• Related AI/ML Methods: Linear Fit Model
  • Related Traditional Methods: Basic Econometric Model, Multiple Regression

The AI Machine Learning Custom Fit model is applicable in forecasting time-series and cross-sectional data for modeling relationships among variables. It allows you to create custom-fit multiple regression models. Econometrics refers to a branch of business analytics, modeling, and forecasting techniques for modeling the behavior of or forecasting certain business, financial, economic, physical science, and other variables. Running the Custom Fit model is like regular econometric regression analysis except that the dependent and independent variables can be modified before a regression is run. For more detailed explanations of regression models, see the sections on Linear and Nonlinear Multivariate Regression and Regression Analysis, as well as the associated sections on pitfalls of regression modeling.

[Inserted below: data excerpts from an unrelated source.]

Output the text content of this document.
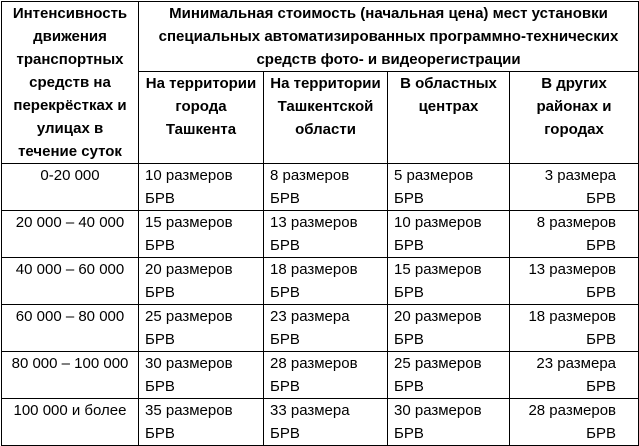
Интенсивность движения транспортных средств на перекрёстках и улицах в течение суток	Минимальная стоимость (начальная цена) мест установки специальных автоматизированных программно-технических средств фото- и видеорегистрации			
	На территории города Ташкента	На территории Ташкентской области	В областных центрах	В других районах и городах
0-20 000	10 размеров БРВ	8 размеров БРВ	5 размеров БРВ	3 размера БРВ
20 000 – 40 000	15 размеров БРВ	13 размеров БРВ	10 размеров БРВ	8 размеров БРВ
40 000 – 60 000	20 размеров БРВ	18 размеров БРВ	15 размеров БРВ	13 размеров БРВ
60 000 – 80 000	25 размеров БРВ	23 размера БРВ	20 размеров БРВ	18 размеров БРВ
80 000 – 100 000	30 размеров БРВ	28 размеров БРВ	25 размеров БРВ	23 размера БРВ
100 000 и более	35 размеров БРВ	33 размера БРВ	30 размеров БРВ	28 размеров БРВ
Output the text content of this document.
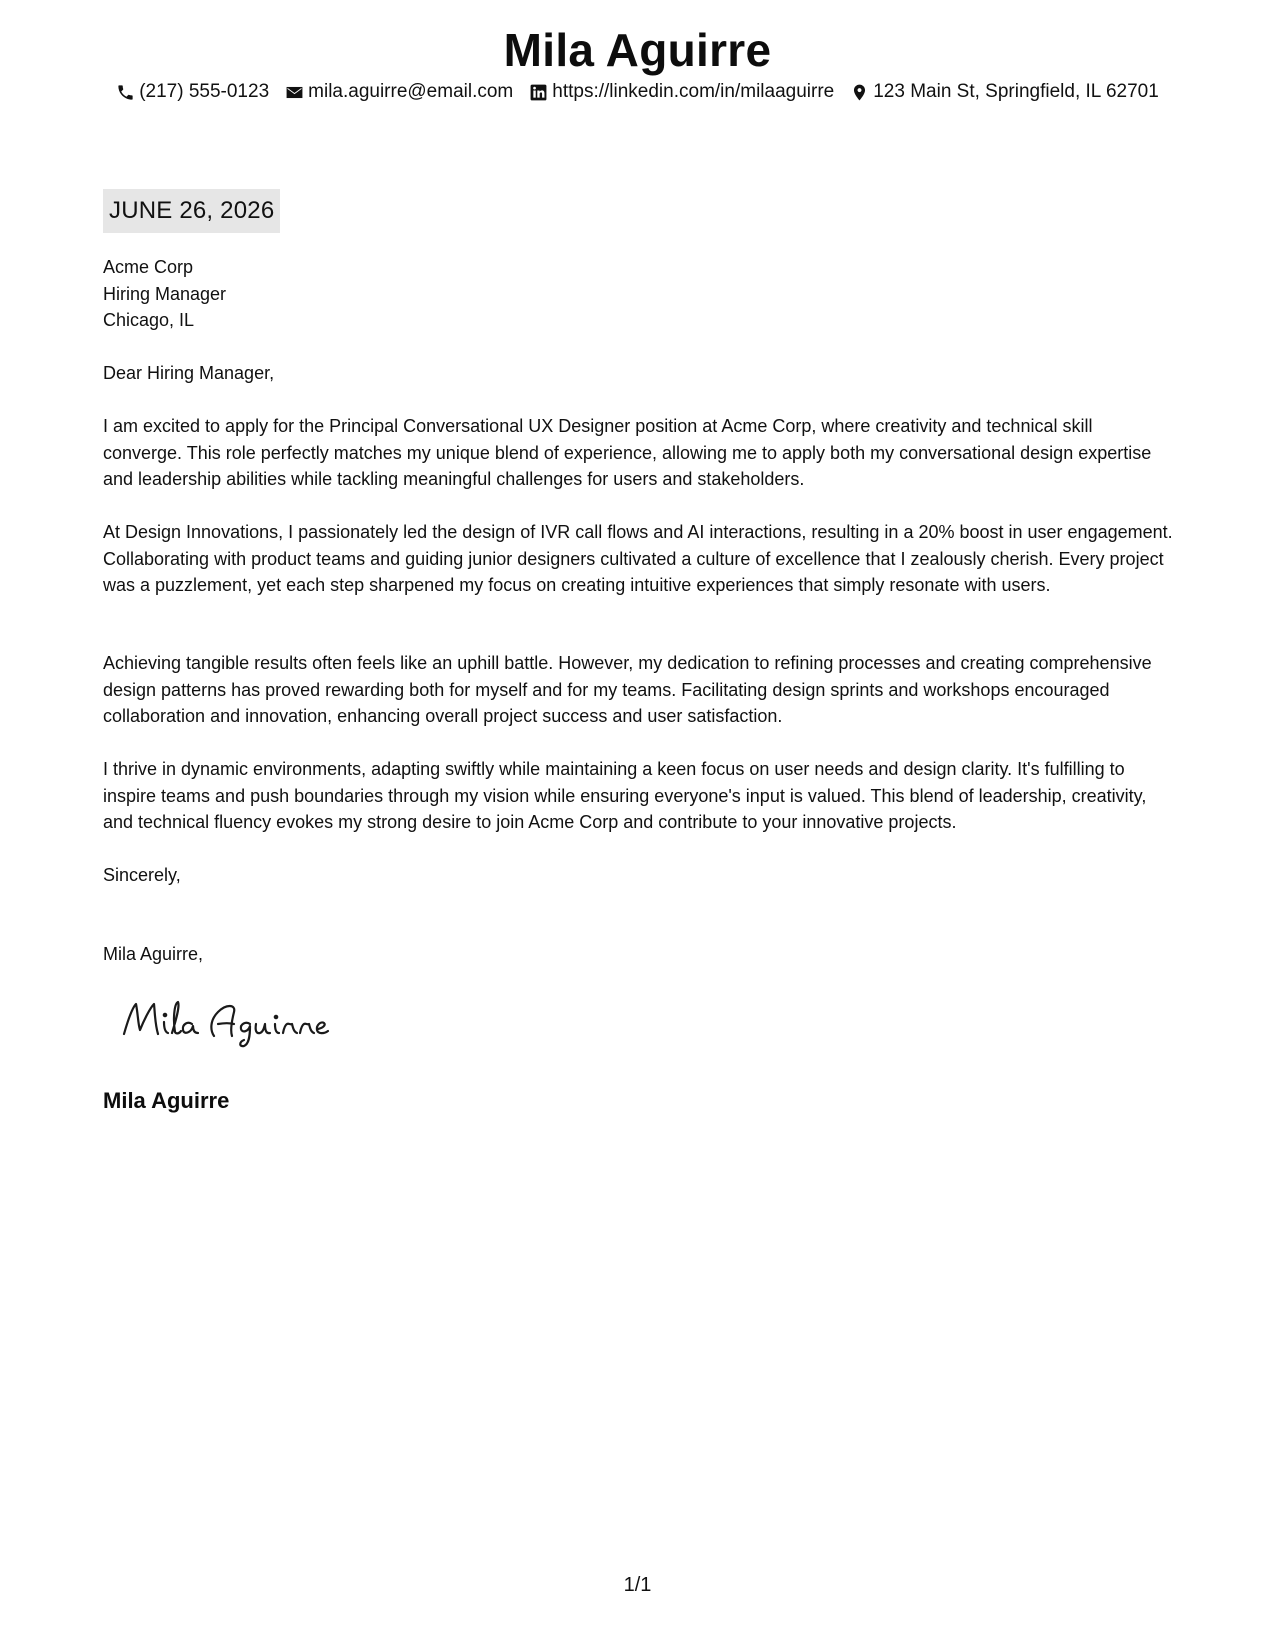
Mila Aguirre
(217) 555-0123 mila.aguirre@email.com https://linkedin.com/in/milaaguirre 123 Main St, Springfield, IL 62701
JUNE 26, 2026
Acme Corp
Hiring Manager
Chicago, IL
Dear Hiring Manager,
I am excited to apply for the Principal Conversational UX Designer position at Acme Corp, where creativity and technical skill converge. This role perfectly matches my unique blend of experience, allowing me to apply both my conversational design expertise and leadership abilities while tackling meaningful challenges for users and stakeholders.
At Design Innovations, I passionately led the design of IVR call flows and AI interactions, resulting in a 20% boost in user engagement. Collaborating with product teams and guiding junior designers cultivated a culture of excellence that I zealously cherish. Every project was a puzzlement, yet each step sharpened my focus on creating intuitive experiences that simply resonate with users.
Achieving tangible results often feels like an uphill battle. However, my dedication to refining processes and creating comprehensive design patterns has proved rewarding both for myself and for my teams. Facilitating design sprints and workshops encouraged collaboration and innovation, enhancing overall project success and user satisfaction.
I thrive in dynamic environments, adapting swiftly while maintaining a keen focus on user needs and design clarity. It's fulfilling to inspire teams and push boundaries through my vision while ensuring everyone's input is valued. This blend of leadership, creativity, and technical fluency evokes my strong desire to join Acme Corp and contribute to your innovative projects.
Sincerely,
Mila Aguirre,
Mila Aguirre
1/1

As usual, the standard practice is to divide your data into training and testing sets. The training set (one dependent with one or more independent variables) is used to train the algorithm and obtain the best-fitting parameters. In this model, you can create your custom equations (Figure 9.63). Note that only one variable is allowed as the Training Y Dependent Variable, whereas multiple variables are allowed in the Training X Independent Variables section, separated by a semicolon (;), and that basic mathematical functions can be used (e.g., LN, LOG, LAG, +, -, /, *, TIME, RESIDUAL, DIFF). For instance, you can use your training set’s dependent variable as VAR373 and independent variables VAR374; (VAR375)^2; LN(VAR376), and so forth. You need to use the same functional form for the testing set’s independent variables as well (but with the same or different variables), otherwise, the model will not run properly. For example, a complementary set of testing independent variables would be VAR380; (VAR381)^2; LN(VAR382). Notice that the same functional form is used but applied to different variables. Applying it to the same variables would be the same as running a customized econometric model instead.

The algorithm also allows you to optionally enter known testing set dependent values. Sometimes these are known and sometimes they are unknown and are to be forecasted. If the values are unknown, simply leave the input empty or enter a 0 in the input if you wish to enter the next input, which is the forecast results save location in the data grid. Figure 9.63 shows these last two inputs treated as optional and left empty.

Figure 9.63: AI/ML Custom Fit Model (Supervised)

The results interpretation would be similar to the basic econometric analysis. The goodness-of-fit results and fitted parameter estimations pertain to the training dataset, whereas the forecast values are based on the testing dataset when applied to these fitted parameters. Sometimes, you may wish to hold some data back from the training dataset and apply it to the testing dataset to test the accuracy of the model and its ability to forecast, as well as to view the forecast errors. In other words, the optional testing set’s dependent variable can be used and because these known values are applied, forecast errors can also be generated as a result. For example, the VARx value above can be set to VAR379.